SOUBIELLE Alfred, Paul, Jean
Né le 30 mars 1876 à Perpignan (Pyrénées-Orientales), mort le 5 février 1942 à Perpignan ; employé de commerce (courtier  en vins) à Perpignan ; journaliste ; militant socialiste (POF, PSF, socialiste unifié, SFIO après 1920) ; secrétaire de la fédération socialiste des Pyrénées-Orientales ; conseiller municipal de Perpignan (1919-1925).

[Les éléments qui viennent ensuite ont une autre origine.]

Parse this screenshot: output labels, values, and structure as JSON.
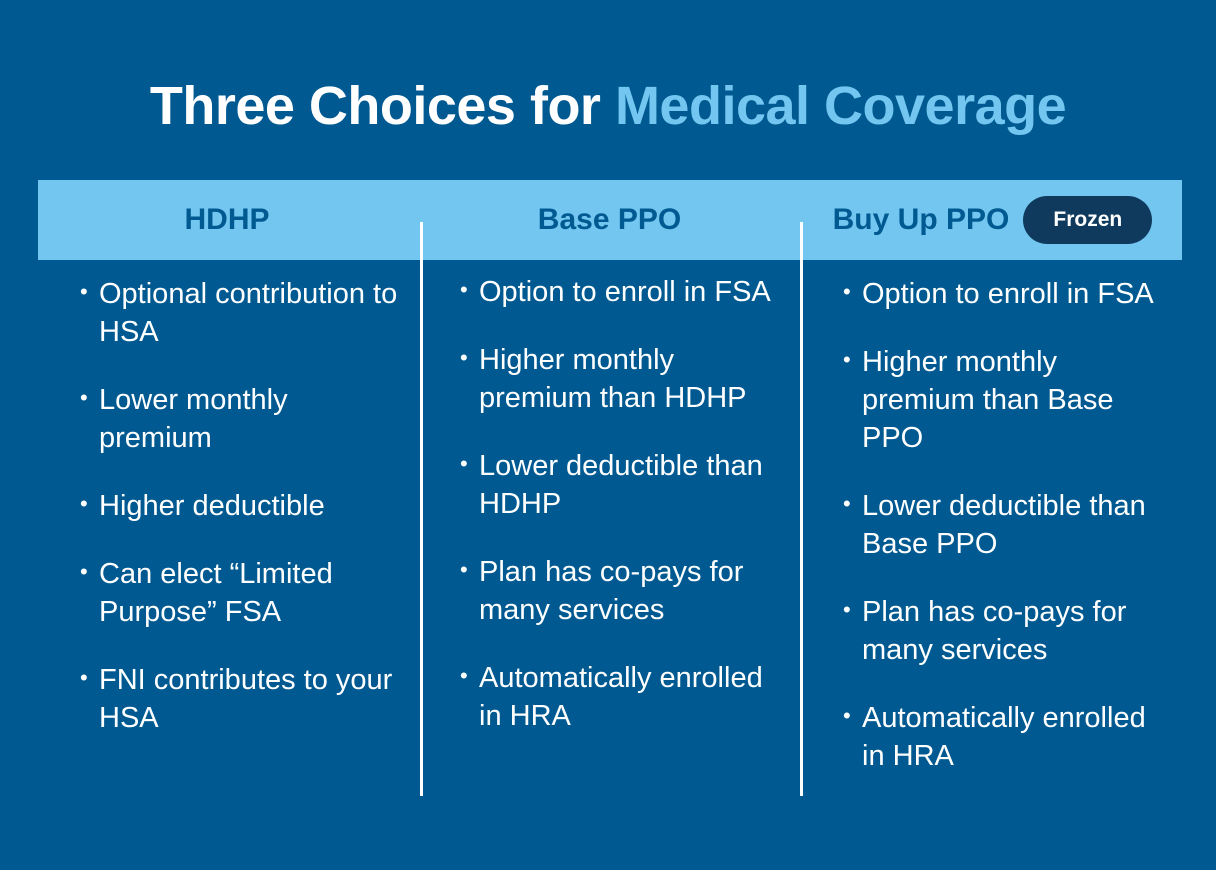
{
  "title": {
    "part1": "Three Choices for ",
    "part2": "Medical Coverage"
  },
  "columns": [
    {
      "header": "HDHP",
      "items": [
        "Optional contribution to HSA",
        "Lower monthly premium",
        "Higher deductible",
        "Can elect “Limited Purpose” FSA",
        "FNI contributes to your HSA"
      ]
    },
    {
      "header": "Base PPO",
      "items": [
        "Option to enroll in FSA",
        "Higher monthly premium than HDHP",
        "Lower deductible than HDHP",
        "Plan has co-pays for many services",
        "Automatically enrolled in HRA"
      ]
    },
    {
      "header": "Buy Up PPO",
      "badge": "Frozen",
      "items": [
        "Option to enroll in FSA",
        "Higher monthly premium than Base PPO",
        "Lower deductible than Base PPO",
        "Plan has co-pays for many services",
        "Automatically enrolled in HRA"
      ]
    }
  ],
  "colors": {
    "background": "#005a91",
    "accent": "#72c6ef",
    "badge": "#0f3a5e"
  }
}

Alfred Soubielle était le fils de Pierre, Antoine, Auguste, employé des contributions indirectes [il termina sa carrière  comme  préposé  chef  à  l’octroi  de  Perpignan]  né  le  22  février  1829  à  Espousouille  (commune  de Fontrabiouse-Espousouille,  commune  montagnarde  du  Capcir,  à  l’ouest  des  Pyrénées-Orientales)  et  d’une institutrice, Mathilde Renaudin âgée de vingt-huit ans en 1876. Il se maria à Perpignan le 18 février 1903 avec Louise Doumens. Celle-ci, fille d’Étienne Doumens et de Marie-Anne Espinas, était domiciliée chez sa mère, veuve, à Perpignan où elle était née le 17 juillet 1875. Le couple eut une fille, Jeanne née au domicile de ses parents,  3,  rue  de  la  Cloche-d’Or  au  centre-ville  de  Perpignan,  le  12  janvier  1904,  mère  de  Jean  Carrière*.

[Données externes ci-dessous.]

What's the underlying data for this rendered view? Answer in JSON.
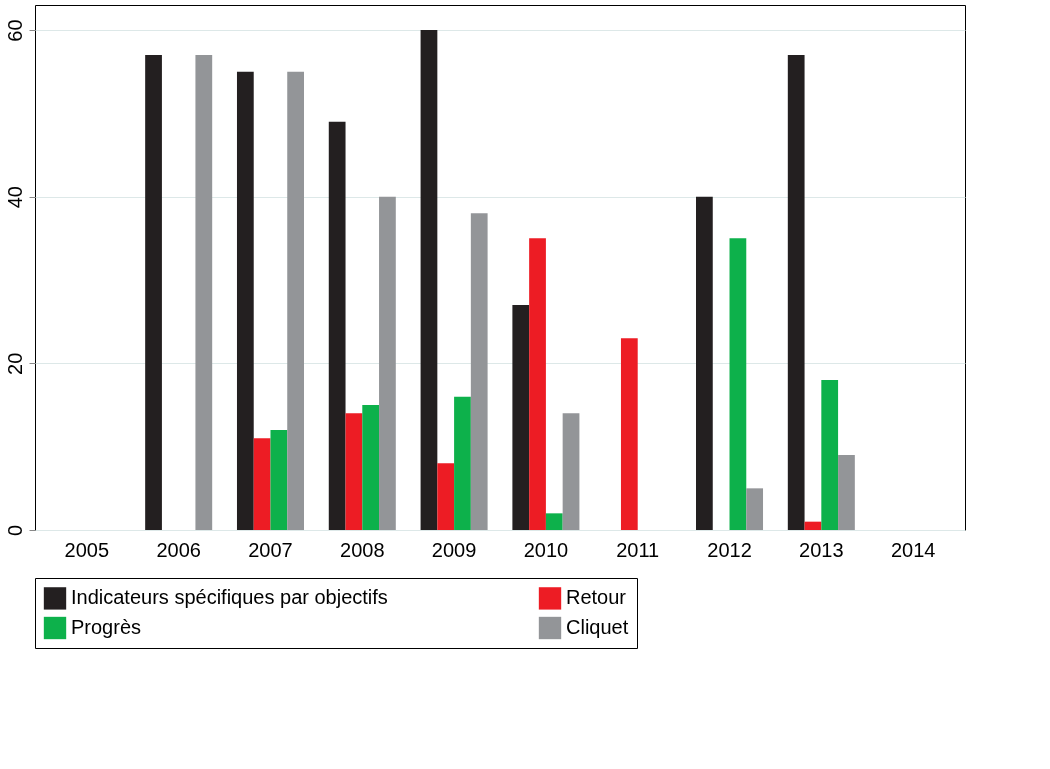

Alfred Soubielle suivit des études secondaires au collège de Perpignan. Dès la classe de rhétorique, en 1894, il collaborait déjà occasionnellement au Républicain des Pyrénées-Orientales, l’hebdomadaire des "républicains avancés" des Pyrénées-Orientales, ainsi qu’à d’autres périodiques perpignanais comme La Tribune libre ou La Vie libre. Il adhéra bientôt à la Fédération socialiste des Pyrénées-Orientales fondée en 1895 qui s’affilia  au POF à la fin de 1896. En 1896, il la représenta au congrès socialiste de Lézignan (Aude). La même année, il participa à la campagne électorale des socialistes aux élections municipales de Perpignan. En 1898-1899, pour des  raisons  professionnelles,  Soubielle  vécut  à  Barcelone.  En  contact  avec  des  socialistes  de  la  capitale catalane, il faillit, à deux reprises, être emprisonné au fort de Montjuic. Avant de se rendre à Barcelone, il résida un moment à Paris où il commença des études supérieures qu’il interrompit bientôt (il semblerait qu’il n’ait pas obtenu le baccalauréat dans sa totalité : sa fiche du registre matricule indique que son degré d’instruction était du niveau 3, correspondant à celui de l’enseignement primaire). Il adhéra au groupe des Étudiants collectivistes de  la  capitale  qu’il  fréquenta  en  même  temps  que  deux  autres  Catalans  connus  au  collège  de  Perpignan, Barthélemy Lledos* et, surtout, François Batllo*, de deux ans son cadet, dont il demeura très proche : tous trois étaient originaires de la Cerdagne ou du Capcir, les deux hautes vallées de l’ouest du département. Convoqué au conseil de révision de Perpignan en 1898, il fut déclaré "bon pour le service" mais ajourné "pour faiblesse". Convoqué à nouveau en 1899, il intégra les rangs du 12e RI, unité stationnée à Perpignan et dans les Pyrénées-Orientales. Il fut réformé n° 2 pour bronchite chronique par la commission de réforme de Perpignan réunie le 6 août 1903.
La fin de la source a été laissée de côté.